The argument went on, with the comments sometimes becoming very witty, and at others becoming very inane. But they didn't care what it was they said, and they really didn't care who won. All that was important was that they kept each other going, until finally Kallen began to yawn loud enough that Tamaki could hear it through the wall.
"Nappy time for baby Kallen?" he asked.
"Yes. I'm sorry but your conversation is just so boring that I can't help it."
"Well, sleep tight, Dorkwad."
"Goodnight, Lamebrain," was the last he heard out of her until the morning, which came in a blur of cell doors being thrown open and many feet trodding towards rows of tall, white, unforgiving poles, and then wide black restraints being yanked roughly around each of the prisoners until they were lined up at forced attention for the approach of the demon emperor.
Kallen looked to her right and saw the stoic face of Tohdoh. His expression held no fear, but it held no comfort either. It wasn't doing much to maintain the fragile spirits of the formerly fearless rebel leader who was now reduced to nothing but a scared teenaged girl.
She turned her face away from him and found that, by some miracle, Tamaki had been tied up on her other side. Here was a familiar face at least, and one not inclined to look so utterly grave as the last of the Holy Swords.
"Tamaki!" she cried in relief.
"What's up, Kallen?"
"I'm so glad..." she said.
"Hey, I told you we'd be together until the end, didn't I?"
"Yes...you always know just what to say."
"Well, I've got experience with this kind of thing, remember?" he asked, and Kallen recalled the memory, forgotten until now amongst her own worries, of the end of the first Black Rebellion.
"I -" she started. She felt that she needed to tell him something, but she couldn't figure out what it was she wanted say.
"I'm glad you made it that time," she said at length.
"Aw, thanks - "
"Because I wouldn't have anyone to make fun of if you hadn't," she interrupted. She didn't quite know how to receive his thanks while that vague sense of necessity still nagged her. And so once again she reverted back to the form she knew best.

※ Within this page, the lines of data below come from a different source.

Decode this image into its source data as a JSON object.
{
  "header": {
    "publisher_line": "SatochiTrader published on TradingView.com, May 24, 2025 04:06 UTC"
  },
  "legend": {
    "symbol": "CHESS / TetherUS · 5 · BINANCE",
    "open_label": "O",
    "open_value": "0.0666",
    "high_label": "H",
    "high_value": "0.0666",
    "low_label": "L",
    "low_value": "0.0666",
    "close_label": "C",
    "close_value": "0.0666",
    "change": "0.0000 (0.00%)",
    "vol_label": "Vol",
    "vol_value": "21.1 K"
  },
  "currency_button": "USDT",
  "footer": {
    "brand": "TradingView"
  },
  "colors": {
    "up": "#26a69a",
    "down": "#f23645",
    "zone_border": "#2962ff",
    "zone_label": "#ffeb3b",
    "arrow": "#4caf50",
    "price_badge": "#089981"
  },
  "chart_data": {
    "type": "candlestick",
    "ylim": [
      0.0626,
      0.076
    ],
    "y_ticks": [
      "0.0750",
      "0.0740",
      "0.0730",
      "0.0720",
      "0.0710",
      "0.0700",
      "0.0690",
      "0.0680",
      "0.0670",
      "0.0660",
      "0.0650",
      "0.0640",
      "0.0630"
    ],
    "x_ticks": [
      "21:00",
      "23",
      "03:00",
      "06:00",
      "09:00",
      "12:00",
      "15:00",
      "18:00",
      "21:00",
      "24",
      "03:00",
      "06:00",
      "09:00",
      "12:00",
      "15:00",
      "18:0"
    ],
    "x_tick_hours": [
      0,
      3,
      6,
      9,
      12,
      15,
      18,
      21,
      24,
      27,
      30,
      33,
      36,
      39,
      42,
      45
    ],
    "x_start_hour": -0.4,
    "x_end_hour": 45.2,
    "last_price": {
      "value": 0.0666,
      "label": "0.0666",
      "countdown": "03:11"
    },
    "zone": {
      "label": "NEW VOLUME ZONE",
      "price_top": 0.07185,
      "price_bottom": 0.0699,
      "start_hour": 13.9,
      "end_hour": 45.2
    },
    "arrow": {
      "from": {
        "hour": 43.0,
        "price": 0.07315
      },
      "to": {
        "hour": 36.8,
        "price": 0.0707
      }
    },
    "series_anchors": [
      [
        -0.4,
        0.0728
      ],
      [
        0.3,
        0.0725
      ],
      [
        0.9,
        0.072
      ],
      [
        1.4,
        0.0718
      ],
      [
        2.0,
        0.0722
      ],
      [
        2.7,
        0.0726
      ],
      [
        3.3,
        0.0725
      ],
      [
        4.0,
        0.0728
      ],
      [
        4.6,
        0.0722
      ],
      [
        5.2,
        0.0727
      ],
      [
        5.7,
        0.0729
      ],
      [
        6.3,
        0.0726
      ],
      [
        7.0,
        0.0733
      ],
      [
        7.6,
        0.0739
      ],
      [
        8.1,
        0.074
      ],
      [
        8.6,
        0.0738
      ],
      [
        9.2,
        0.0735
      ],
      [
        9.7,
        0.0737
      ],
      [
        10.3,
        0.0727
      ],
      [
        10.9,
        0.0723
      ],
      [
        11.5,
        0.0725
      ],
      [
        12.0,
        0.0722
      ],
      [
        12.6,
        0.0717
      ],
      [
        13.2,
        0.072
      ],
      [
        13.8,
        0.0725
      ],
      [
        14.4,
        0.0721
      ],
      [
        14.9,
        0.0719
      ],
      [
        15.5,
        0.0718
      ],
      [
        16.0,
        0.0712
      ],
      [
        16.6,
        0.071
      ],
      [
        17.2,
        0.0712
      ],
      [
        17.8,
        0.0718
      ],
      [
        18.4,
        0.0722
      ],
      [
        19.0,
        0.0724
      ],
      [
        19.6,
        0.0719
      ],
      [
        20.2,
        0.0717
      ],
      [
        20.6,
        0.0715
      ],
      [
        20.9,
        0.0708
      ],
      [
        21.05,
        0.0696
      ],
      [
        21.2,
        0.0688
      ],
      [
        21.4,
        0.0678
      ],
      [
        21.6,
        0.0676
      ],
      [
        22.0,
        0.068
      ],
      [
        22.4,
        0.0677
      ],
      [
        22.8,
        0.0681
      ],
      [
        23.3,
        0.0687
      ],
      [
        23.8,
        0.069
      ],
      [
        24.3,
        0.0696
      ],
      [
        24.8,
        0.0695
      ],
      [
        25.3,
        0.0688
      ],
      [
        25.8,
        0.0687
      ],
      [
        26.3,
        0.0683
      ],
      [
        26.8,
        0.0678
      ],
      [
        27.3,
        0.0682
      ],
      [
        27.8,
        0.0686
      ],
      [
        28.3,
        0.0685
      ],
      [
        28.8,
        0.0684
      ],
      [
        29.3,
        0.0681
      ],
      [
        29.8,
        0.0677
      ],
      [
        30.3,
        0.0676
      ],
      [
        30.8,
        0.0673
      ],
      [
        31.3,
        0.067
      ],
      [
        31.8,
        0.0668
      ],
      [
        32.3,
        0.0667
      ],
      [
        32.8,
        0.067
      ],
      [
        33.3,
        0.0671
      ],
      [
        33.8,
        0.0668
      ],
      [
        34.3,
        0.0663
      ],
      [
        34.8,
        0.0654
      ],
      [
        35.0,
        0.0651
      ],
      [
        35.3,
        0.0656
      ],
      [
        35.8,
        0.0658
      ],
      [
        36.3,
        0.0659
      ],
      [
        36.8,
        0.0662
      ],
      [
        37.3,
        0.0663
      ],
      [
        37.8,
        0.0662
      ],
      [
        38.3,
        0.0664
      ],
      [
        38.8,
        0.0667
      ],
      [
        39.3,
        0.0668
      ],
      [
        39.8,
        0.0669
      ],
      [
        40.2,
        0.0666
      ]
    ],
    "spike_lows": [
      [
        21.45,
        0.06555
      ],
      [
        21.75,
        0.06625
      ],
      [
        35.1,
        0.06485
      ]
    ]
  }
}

"You could've gone and looked in a mirror," he replied, and when she saw the glint come into his eye which he always got when preparing for a quarrel, her comeback died on her lips as she suddenly understood, with perfect clarity, what it was she had to say.
"Tamaki you really mean a lot to me, you know that?" The words came tumbling out on top of each other. "I don't know if I ever told you, and I don't think I even knew it before, but - "
At that moment, she felt the ground begin to shake beneath her as the vehicles for the execution procession sputtered to life. She blanched, knowing the end was swiftly approaching, and looked at Tamaki in panic.
"You worship the ground I walk on? Yes, well, that's a very natural reaction. Lots of women do," he said, as casually as if he hadn't felt the lurch of their platform beginning to move.
"Yes, keep it up until the end," she thought, grateful that even now, he was doing his very best to keep her fears at bay. It was this very thing about him that made her realize the feelings she was about to express out loud.
"Yes I do, you big dummy," she answered him quietly, somehow feeling as if she were light years beyond the embarrassment she might formerly have suffered upon such a confession.
He fixed her with the kind of look that made her happy she would see someone look at her that way before she died, and said in a tone more earnest than she had ever heard him,
"I've always worshipped you, stupid."
She smiled then -- which she would never have been able to do if Tamaki hadn't, one last time, taught her how. With her chin up and peace finally settling in her heart, she listened to the rumble of the wheels beneath her feet.